The Day of the Dead (Día de Muertos) is one of the most sacred annual traditions we have in Mexico. According to popular belief, during the first two days of November, loved ones who’ve passed on come back from the beyond to visit us and enjoy their favorite food.
It’s a unique celebration because we see death in a respectful but also a joyful way. Day of the Dead should not ever be confused with the American “Halloween” since it is a celebration and a time for family - it’s not about fear or being scared. The thought that we will meet with those who are no longer here is something we look forward to each year.
Within the tradition of the Day of the Dead, there are several customs and we want to share them with you so you can more fully understand this sacred Mexican holiday.

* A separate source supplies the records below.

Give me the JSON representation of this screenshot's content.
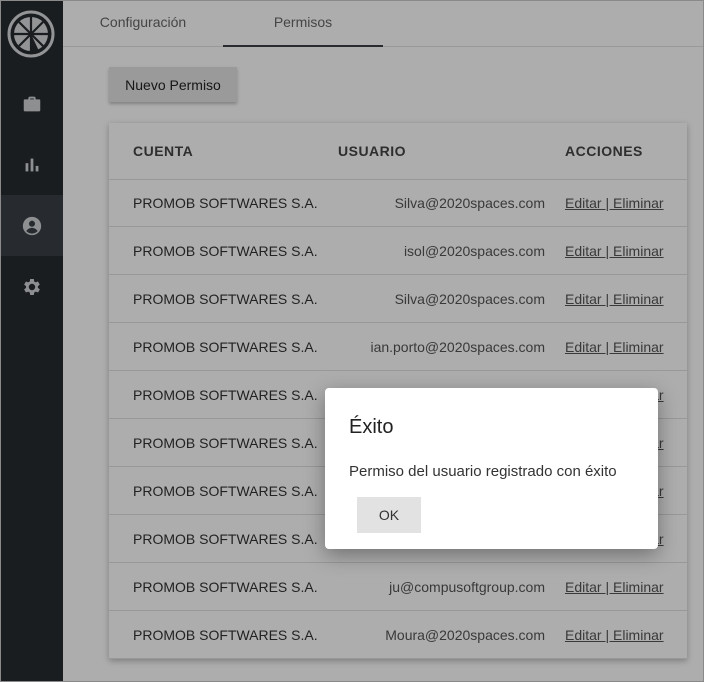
{
  "sidebar": {
    "logo_icon": "citrus-slice-logo",
    "items": [
      {
        "icon": "briefcase-icon",
        "active": false
      },
      {
        "icon": "bar-chart-icon",
        "active": false
      },
      {
        "icon": "account-circle-icon",
        "active": true
      },
      {
        "icon": "gear-icon",
        "active": false
      }
    ]
  },
  "tabs": [
    {
      "label": "Configuración",
      "active": false
    },
    {
      "label": "Permisos",
      "active": true
    }
  ],
  "toolbar": {
    "new_permission_label": "Nuevo Permiso"
  },
  "table": {
    "headers": {
      "account": "CUENTA",
      "user": "USUARIO",
      "actions": "ACCIONES"
    },
    "edit_label": "Editar",
    "separator": " | ",
    "delete_label": "Eliminar",
    "rows": [
      {
        "account": "PROMOB SOFTWARES S.A.",
        "user": "Silva@2020spaces.com"
      },
      {
        "account": "PROMOB SOFTWARES S.A.",
        "user": "isol@2020spaces.com"
      },
      {
        "account": "PROMOB SOFTWARES S.A.",
        "user": "Silva@2020spaces.com"
      },
      {
        "account": "PROMOB SOFTWARES S.A.",
        "user": "ian.porto@2020spaces.com"
      },
      {
        "account": "PROMOB SOFTWARES S.A.",
        "user": ""
      },
      {
        "account": "PROMOB SOFTWARES S.A.",
        "user": ""
      },
      {
        "account": "PROMOB SOFTWARES S.A.",
        "user": ""
      },
      {
        "account": "PROMOB SOFTWARES S.A.",
        "user": ""
      },
      {
        "account": "PROMOB SOFTWARES S.A.",
        "user": "ju@compusoftgroup.com"
      },
      {
        "account": "PROMOB SOFTWARES S.A.",
        "user": "Moura@2020spaces.com"
      }
    ]
  },
  "dialog": {
    "title": "Éxito",
    "message": "Permiso del usuario registrado con éxito",
    "ok_label": "OK"
  },
  "colors": {
    "sidebar_bg": "#272b30",
    "sidebar_active": "#3a4048",
    "icon": "#d0d3d6"
  }
}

The altar is a beautifully decorated table with a bountiful offering of food and drink for loved ones who’ve passed on. It’s also the central symbol of the tradition. The altar is set with colorful elements like fresh flowers (marigolds) and lit candles alongside photos of our loved ones who’ve passed on. We also take this time to eat their favorite foods and drink the drinks they enjoyed most.
The idea is that during these two days, they can visit their altar and enjoy everything that we’ve left for them.
If you want to put an altar in your house, it’s easy, you’ll only need boxes, confetti, candles, marigold flowers, a photo of your loved one, and the food and drink that you want to leave for him or her to enjoy during their visit.
Just as the Day of the Dead offering table is the most symbolic tradition of this celebration, the Catrina is its most iconic character.
This uniquely fashionable skeleton was created by the illustrator José Guadalupe Posada as a parody of the Mexican high society. This is why the Catrina dresses so elegantly. Her character has become a symbol of the Day of the Dead, as well as one of the most used costumes of the season.
Food is always important in every Mexican celebration and of course, for the Day of the Dead you cannot leave out a sweet treat. On these dates, all the ovens in Mexican bakeries are busy preparing the “pan de muerto”. The traditional Day of the Dead bread has a faint anise flavor, and it’s soft, fluffy pastry that’s covered in granulated sugar and decorated with strips of dough that represent bones.
Day of the Dead bread is only prepared in mid to late October each year with the intention that the living enjoy it and the dead find it on their altar.
This tradition is very unique to Mexico. The literary skeletons are comic rhymes that incorporate the theme of death, but tell tales of humorous situations of famous celebrities, family, or friends. They are written as a joke and to make the person reading it smile.
The Day of the Dead celebration is from November 1 to 2. Day one is dedicated to remembering deceased children and day two is for remembering adults.
In some parts of Mexico, the celebration begins in the last days of October with a different intention for each day. On October 28, all those who died due to an accident are remembered. On October 29, we remember the people who have drowned. October 30 and 31 are dedicated to souls in limbo and unbaptized, forgotten or orphaned.
In Mexico, death is part of life, and with the tradition of the Day of the Dead in Mexico we celebrate and pamper our dear loved ones.